Haleigh responded with these quotes from World Wide Words e-magazine.  The first segment is from 11/24,
I found my wife studying a big dictionary. She told me what she was looking for, but my ancient inadequate ears heard it as horrify, leading to one of those increasingly common moments of mutual incomprehension. The word was torrify, not one in either of our vocabularies. She had encountered it when reading the list of ingredients on the packaging of the sausages she was cooking, which announced that they contained Melton Red Ale made from “torrified wheat”. It was easy to work out that the word was a close relative of torrid, very hot and dry (they derive from Latin torrere, to dry with heat). It turns up often as torrefy, though our sausage spelling occurs by analogy with terrify (and horrify).
And a follow up from today's edition,
Many readers pointed out torrefy (or torrify), which I mentioned last time, has close relatives in other languages. In Canada, where French and English mingle, Wendy Magnall noted that “the excellent French term torréfaction can be found on one side of coffee containers in place of the overworked English roast. As I write, I am enjoying a cup of torréfaction traditionelle.” From Germany, Reinhard Fey tells us, “In many Italian cities you will find shop signs torrefazione propria. These are shops roasting and selling their own coffee.
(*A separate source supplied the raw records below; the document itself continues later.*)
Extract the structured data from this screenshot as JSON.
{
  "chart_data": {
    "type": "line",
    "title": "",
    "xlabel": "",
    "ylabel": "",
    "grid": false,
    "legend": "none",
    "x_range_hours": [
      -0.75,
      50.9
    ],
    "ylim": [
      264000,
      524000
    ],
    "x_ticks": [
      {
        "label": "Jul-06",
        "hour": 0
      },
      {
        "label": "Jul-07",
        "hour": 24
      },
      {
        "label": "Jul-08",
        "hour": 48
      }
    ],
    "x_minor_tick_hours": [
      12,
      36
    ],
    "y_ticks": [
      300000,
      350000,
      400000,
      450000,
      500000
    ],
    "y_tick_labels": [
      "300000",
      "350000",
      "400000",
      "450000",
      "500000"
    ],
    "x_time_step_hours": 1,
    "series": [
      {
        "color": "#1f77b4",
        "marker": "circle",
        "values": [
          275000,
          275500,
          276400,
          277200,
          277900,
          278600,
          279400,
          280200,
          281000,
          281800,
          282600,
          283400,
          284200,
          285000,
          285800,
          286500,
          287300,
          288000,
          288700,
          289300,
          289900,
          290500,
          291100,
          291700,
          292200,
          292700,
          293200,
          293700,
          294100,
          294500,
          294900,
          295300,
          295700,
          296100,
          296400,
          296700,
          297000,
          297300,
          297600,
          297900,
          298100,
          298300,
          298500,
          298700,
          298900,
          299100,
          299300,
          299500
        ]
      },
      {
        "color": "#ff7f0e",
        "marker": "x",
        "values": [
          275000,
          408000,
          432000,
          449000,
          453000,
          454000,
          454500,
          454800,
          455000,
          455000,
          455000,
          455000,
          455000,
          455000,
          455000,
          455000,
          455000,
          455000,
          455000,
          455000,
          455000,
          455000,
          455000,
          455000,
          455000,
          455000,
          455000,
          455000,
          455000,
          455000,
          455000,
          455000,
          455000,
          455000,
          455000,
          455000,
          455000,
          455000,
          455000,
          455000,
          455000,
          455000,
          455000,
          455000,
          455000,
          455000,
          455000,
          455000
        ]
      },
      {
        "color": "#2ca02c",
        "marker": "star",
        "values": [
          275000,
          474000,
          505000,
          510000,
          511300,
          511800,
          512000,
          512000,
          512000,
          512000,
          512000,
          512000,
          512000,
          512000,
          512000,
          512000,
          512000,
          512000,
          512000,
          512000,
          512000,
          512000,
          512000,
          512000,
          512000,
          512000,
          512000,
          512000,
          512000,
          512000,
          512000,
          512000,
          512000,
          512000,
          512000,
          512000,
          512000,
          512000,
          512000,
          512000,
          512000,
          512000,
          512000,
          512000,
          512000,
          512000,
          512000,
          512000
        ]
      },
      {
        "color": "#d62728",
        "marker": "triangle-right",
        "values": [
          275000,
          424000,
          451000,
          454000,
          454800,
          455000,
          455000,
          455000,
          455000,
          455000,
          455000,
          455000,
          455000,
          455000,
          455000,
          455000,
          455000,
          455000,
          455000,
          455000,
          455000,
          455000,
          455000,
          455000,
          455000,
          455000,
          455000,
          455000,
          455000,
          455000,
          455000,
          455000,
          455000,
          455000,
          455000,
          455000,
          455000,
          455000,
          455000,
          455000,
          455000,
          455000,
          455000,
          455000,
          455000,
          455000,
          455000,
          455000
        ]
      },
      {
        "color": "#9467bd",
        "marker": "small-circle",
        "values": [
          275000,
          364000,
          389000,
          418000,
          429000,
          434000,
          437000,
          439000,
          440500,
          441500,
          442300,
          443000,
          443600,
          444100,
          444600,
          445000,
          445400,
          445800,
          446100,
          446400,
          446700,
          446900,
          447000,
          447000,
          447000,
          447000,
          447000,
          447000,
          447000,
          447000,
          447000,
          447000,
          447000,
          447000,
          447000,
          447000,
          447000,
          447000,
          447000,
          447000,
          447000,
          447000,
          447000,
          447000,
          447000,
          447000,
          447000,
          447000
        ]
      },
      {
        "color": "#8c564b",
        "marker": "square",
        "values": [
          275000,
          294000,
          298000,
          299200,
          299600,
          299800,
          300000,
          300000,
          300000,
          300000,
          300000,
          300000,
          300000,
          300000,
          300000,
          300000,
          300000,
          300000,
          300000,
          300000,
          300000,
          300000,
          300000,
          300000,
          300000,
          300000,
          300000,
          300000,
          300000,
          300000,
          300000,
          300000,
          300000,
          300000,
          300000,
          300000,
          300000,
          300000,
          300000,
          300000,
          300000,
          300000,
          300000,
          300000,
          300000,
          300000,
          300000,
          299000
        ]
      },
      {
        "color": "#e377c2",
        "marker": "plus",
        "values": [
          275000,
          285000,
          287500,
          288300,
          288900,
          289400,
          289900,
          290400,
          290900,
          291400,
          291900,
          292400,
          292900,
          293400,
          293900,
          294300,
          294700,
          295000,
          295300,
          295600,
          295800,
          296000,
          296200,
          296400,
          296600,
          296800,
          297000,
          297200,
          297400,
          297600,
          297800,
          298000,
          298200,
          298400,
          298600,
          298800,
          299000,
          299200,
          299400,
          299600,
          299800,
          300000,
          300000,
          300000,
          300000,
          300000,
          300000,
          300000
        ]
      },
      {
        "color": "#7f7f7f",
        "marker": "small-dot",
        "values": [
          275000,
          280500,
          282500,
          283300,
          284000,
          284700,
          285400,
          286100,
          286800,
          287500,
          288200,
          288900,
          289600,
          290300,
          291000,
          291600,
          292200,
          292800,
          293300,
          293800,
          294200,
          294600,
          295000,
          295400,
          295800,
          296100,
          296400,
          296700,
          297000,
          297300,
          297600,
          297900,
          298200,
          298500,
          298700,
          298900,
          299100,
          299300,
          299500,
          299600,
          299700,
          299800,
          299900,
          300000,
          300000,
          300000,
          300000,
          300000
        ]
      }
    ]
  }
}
Peter Rugg added another context: “This process is used to dry and slightly char biomass pellet fuels. It is called torrifaction or torrification. Like many technical words, in its many forms it confuses digital dictionaries. The one approving this note wants to change it to horrification.” Martin Spiller added a memory: “The lovely old Carwardines Tea and Coffee House in Corn Street, Bristol, had a sign painted on the side which fascinated me when I was young: ‘The Liquefaction of our Torrefaction Always Brings Satisfaction.’”
Well, these little quotes thrilled me in several ways.  Firstly, they solved the mystery of Haleigh's morning enjoyment of torrefaction.  She was enjoying her morning cup of coffee in the liquification of the torrefied and subsequently ground coffee beans.

But I also enjoyed imagining Louisa over in Italy, drinking her caffè that's been brewed from beans that have been freshly and locally torrefied, torrefazione propria.  Oh, that's right, Louisa doesn't like coffee.  Oh, well.  At any rate, it gave me reason to think of my dear daughter who is currently dwelling far across the sea.

And finally, I just plain like words.  I totally enjoy reading the mental ramblings and vocabulary gymnastics of someone else who finds similar pleasure in something as simple as words and definitions and word histories.  Is there not something innately fun in learning such arcanities?

That word, by the way, arcanities, is a ... a ... a ... Oh, shoot!  It's not found in a dictionary. 

What's that word for a made-up word that's created by following the normal rules for spelling and grammar, suffixes and prefixes, etc?  I know I've heard a word for that!  There's got to be a word for it, right?  If not, there definitely ought to be.

Haleigh!   Yoohooo, Haleigh!  Help me out here, will you, please?


Just Ducky said...

I think the word is neologism.:)

theMom said...

Oh, thank you, yes. That's the one I was seeking.

But as I perused the definitions of neologism just now, out of mere curiosity of course, I found such fun definitions! I almost want to start a whole new post on that one.

Everything from mental illness to sacred writings to regular old new words.